The problem for all researchers in this area is that it’s not easy to distil the impact of the X chromosome from all the other factors that can cause a person to get sick or die. Most diseases don’t appear to be linked to one or even a few genes, in the way that X-linked genetic disorders such as haemophilia and muscular dystrophy are. The things that kill many of us, such as cardiovascular disease, are more complicated than that. Could genes from a second X chromosome have consequences for how the heart works, for instance?

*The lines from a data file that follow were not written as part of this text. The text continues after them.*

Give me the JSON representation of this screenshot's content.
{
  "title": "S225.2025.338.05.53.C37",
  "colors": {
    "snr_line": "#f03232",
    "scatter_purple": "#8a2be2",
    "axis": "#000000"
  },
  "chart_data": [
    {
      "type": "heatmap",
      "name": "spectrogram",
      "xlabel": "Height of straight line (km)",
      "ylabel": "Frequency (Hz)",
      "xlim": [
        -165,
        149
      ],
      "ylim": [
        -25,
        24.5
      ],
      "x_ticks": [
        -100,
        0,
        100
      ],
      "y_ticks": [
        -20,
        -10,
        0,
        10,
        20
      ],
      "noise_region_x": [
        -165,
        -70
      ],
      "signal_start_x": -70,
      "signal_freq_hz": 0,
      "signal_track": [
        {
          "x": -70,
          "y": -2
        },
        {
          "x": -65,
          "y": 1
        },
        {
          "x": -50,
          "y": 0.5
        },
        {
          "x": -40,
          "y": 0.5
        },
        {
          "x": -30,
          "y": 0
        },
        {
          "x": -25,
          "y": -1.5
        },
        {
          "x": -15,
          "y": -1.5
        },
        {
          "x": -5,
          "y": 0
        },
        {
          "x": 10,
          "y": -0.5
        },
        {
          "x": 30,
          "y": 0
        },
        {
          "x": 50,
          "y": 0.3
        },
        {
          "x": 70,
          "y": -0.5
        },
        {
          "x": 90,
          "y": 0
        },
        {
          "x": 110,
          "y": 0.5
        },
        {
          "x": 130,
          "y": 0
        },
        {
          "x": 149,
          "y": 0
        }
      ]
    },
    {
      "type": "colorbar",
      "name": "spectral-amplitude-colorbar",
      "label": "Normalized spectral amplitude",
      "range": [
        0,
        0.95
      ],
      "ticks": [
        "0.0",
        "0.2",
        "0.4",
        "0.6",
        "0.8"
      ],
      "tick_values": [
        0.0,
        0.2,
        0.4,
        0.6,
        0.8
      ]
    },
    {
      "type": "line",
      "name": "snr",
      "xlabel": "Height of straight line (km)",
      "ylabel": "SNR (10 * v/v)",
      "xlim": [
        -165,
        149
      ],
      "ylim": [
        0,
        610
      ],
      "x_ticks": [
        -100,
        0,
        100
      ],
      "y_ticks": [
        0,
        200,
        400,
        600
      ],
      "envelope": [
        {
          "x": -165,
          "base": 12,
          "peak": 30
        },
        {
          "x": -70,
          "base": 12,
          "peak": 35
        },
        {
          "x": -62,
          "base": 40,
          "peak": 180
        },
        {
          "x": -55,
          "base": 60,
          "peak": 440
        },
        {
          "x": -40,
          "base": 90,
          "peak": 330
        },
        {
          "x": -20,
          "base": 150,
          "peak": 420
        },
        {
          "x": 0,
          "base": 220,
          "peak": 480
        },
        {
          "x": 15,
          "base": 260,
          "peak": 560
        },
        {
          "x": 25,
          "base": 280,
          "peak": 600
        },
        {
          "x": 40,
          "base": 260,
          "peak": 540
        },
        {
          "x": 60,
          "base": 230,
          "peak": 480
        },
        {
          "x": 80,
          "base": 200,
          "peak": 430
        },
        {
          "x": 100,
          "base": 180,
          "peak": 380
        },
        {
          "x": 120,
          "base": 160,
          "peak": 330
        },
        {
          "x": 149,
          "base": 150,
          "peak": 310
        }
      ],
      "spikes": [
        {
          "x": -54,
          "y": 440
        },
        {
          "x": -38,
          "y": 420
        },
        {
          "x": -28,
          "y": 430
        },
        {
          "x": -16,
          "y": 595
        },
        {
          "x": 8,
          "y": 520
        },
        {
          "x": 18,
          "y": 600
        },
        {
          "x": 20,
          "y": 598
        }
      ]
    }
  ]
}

To answer this question, Arthur Arnold and his team have used a special kind of laboratory animal, one with absolutely no difference between its males and females except for the number of X chromosomes they have. In nature, these creatures don’t exist. But by using genetic modification, scientists can come close to building them. Since sex hormones have the most obvious impact on male and female bodies before birth (without androgens a male wouldn’t develop male gonads, for instance), researchers have created laboratory mice for Arnold that don’t produce these hormones. The resulting mice have XY chromosomes, like a male, but also ovaries, like a female. This has allowed Arnold to compare genetically altered XY female mice to normal XX female mice. The only difference between them should be in their chromosomes. If their health differs, it’s purely because of the effects of their genes.